Check the gas cap and make sure it is venting. Try starting it with out the cap on.

Also make sure there are not air leaks between the carb and intake manifold. This mess up the mixture.

This would be a long shot and I hope this is not the case but the timing may be off a hair. check the fly wheel key and make sure it is not sheared.


----------



## 94EG8 (Feb 13, 2014)

Bypass the low oil sensor, sometimes they go bad. I'd also check the valve clearance and see if maybe the exhaust valve is too tight and not closing all the way. About 0.003" is good.


----------



## shredder25 (Nov 6, 2015)

I figured it out.

When i got the snowblower i pulled the cover off of the air cleaner. There was no air cleaner but a huge mouse nest. So my theory was after a while that it sucked the rats nest through and tried to shoot it out of the exhaust.

Pulled the exhaust off and i couldnt blow threw it. So i pulled yhe screen out of it anf sure enough there was nest in there.
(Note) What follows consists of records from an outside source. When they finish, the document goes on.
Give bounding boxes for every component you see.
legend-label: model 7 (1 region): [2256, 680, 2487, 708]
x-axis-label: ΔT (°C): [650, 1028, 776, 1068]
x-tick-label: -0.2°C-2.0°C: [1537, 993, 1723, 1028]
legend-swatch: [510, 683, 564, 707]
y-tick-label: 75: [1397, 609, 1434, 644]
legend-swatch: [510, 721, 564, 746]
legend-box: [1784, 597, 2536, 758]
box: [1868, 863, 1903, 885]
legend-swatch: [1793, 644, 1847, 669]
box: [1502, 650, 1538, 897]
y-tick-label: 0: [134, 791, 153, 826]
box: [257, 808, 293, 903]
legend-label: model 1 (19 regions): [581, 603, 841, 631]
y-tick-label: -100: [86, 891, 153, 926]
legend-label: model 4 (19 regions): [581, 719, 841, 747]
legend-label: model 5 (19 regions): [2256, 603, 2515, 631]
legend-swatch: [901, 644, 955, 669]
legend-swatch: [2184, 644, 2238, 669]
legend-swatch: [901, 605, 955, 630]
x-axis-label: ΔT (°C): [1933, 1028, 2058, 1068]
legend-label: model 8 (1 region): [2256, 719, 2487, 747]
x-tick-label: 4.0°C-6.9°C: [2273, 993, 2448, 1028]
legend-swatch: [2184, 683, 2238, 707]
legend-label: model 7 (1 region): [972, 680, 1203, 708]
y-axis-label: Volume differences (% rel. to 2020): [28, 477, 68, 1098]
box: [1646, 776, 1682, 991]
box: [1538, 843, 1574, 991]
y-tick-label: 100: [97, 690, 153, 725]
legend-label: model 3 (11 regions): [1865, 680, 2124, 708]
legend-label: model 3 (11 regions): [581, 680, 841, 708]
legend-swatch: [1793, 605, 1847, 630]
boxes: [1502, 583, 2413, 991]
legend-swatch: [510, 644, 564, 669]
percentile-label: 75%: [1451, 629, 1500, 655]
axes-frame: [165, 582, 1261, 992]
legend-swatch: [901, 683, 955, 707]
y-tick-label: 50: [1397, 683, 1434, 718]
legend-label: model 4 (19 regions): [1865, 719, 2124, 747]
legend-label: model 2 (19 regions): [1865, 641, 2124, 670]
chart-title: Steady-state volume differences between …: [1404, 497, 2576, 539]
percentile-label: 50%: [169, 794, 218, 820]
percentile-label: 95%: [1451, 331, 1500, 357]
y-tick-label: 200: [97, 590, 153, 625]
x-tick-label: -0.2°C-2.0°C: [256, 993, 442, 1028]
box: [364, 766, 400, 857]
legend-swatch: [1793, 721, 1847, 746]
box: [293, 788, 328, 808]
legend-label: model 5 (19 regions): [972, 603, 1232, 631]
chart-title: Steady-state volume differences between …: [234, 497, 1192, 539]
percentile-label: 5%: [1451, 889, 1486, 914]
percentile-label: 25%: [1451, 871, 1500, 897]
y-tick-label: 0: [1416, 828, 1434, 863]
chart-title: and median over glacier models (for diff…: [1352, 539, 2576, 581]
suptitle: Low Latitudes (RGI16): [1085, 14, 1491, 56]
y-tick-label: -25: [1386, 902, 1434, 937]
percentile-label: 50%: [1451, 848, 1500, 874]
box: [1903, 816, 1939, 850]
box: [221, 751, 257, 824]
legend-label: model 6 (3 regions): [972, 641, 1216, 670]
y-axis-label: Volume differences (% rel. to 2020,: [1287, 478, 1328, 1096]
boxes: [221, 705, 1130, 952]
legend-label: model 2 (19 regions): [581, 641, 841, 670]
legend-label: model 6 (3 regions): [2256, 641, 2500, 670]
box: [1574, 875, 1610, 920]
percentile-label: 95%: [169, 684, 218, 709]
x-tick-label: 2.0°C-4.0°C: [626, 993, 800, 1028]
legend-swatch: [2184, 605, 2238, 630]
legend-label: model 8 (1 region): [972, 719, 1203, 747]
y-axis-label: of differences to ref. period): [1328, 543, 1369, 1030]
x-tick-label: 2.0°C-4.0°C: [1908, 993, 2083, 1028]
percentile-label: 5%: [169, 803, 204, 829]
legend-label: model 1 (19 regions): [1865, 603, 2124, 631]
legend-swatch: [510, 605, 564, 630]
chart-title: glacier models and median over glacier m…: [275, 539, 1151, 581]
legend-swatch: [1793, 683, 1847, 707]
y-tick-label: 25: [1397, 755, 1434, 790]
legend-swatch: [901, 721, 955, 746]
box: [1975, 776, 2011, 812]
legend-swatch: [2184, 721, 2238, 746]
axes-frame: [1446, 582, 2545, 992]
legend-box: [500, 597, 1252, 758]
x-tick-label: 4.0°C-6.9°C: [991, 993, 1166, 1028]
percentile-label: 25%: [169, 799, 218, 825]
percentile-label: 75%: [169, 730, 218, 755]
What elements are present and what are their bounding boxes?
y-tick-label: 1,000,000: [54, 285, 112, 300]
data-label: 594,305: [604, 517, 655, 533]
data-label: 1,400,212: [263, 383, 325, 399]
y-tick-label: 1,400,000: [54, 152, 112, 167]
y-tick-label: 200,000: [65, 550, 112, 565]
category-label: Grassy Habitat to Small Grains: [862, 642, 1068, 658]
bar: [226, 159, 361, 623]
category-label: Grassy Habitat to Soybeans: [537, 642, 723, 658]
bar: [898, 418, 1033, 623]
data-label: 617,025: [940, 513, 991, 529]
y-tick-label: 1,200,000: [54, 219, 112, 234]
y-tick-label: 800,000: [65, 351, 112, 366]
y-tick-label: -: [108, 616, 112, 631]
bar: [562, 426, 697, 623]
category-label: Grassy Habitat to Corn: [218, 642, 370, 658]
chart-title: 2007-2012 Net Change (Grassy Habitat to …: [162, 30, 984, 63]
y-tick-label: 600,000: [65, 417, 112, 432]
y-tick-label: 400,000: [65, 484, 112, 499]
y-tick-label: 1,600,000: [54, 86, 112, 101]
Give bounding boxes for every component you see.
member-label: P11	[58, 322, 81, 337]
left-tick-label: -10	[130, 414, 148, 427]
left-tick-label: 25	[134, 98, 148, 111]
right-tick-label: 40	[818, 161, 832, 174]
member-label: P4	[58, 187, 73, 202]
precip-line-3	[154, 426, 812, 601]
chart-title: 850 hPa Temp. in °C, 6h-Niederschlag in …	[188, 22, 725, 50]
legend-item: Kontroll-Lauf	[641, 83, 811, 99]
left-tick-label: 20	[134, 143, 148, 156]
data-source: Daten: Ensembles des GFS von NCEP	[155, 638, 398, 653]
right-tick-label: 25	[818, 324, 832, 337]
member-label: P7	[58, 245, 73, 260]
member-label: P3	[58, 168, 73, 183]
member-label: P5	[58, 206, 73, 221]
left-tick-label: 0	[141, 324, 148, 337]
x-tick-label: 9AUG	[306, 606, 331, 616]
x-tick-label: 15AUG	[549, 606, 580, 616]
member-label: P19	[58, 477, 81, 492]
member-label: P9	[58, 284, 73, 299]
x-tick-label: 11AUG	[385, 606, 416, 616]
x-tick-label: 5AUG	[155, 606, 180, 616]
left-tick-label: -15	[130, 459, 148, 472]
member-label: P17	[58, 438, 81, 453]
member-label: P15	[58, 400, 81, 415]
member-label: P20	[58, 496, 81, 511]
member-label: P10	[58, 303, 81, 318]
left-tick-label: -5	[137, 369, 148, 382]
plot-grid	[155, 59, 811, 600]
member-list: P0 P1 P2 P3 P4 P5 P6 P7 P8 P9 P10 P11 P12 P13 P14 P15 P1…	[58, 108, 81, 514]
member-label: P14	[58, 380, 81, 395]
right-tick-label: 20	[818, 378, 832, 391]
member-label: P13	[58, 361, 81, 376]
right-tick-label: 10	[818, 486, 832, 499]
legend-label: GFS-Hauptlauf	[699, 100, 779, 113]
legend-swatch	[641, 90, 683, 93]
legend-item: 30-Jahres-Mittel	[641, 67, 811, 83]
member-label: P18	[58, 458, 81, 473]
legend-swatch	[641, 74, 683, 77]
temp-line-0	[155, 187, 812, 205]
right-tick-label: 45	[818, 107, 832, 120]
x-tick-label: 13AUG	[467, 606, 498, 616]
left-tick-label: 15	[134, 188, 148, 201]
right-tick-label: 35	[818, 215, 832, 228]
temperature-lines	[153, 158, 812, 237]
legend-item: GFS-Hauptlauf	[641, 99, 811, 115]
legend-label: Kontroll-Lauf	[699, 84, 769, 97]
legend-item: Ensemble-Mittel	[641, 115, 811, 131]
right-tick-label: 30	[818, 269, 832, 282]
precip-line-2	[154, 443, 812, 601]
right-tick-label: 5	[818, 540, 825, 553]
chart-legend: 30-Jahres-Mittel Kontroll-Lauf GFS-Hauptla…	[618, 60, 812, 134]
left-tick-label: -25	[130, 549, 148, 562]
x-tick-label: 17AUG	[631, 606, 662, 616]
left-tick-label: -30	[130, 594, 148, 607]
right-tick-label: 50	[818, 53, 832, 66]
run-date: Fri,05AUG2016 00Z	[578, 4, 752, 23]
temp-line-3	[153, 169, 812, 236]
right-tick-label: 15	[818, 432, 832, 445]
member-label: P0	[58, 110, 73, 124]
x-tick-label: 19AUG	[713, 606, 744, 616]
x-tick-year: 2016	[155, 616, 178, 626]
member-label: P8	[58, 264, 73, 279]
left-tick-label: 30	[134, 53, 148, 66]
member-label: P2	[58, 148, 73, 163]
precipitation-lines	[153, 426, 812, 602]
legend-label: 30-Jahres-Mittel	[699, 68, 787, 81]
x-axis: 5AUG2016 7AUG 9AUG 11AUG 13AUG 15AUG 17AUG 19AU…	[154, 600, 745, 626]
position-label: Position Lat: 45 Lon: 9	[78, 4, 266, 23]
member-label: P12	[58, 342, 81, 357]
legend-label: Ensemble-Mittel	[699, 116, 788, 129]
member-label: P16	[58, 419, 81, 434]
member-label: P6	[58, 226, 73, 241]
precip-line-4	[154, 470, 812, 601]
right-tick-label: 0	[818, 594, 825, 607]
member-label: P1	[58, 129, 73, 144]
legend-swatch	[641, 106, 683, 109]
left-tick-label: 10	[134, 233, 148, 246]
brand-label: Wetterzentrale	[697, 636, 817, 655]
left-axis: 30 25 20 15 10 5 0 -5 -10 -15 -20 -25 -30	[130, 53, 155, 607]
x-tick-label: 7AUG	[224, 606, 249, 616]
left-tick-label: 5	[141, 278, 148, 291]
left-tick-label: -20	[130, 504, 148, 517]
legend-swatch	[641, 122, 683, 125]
Put it back on and pulled it over 2 times and it fired right up and bkew the remainder of the nest out. 

Fires up first pull now.

Thanks for all your guys help.

I do have another question tho lol. One of the tracks are a little loose. How to you tighten those


----------



## bwdbrn1 (Nov 24, 2010)

Darned rodents! That'll do it. Engines aren't anything more than an air pump. Such air in one side, mix a little fuel with it and blow it out the other side. Can't do that with vermin take up residence.

Glad to hear you got it figured out.

Take a look in the owner's manual. It'll tell you how to adjust the tension on the tracks. If you didn't get it with the machine, you can download it on Honda's Power Equipment web site. There's a couple of them listed. Pick the one that falls into the serial number range of the one you have.

Honda Snow Blowers - Two Stage - Owners Manuals


----------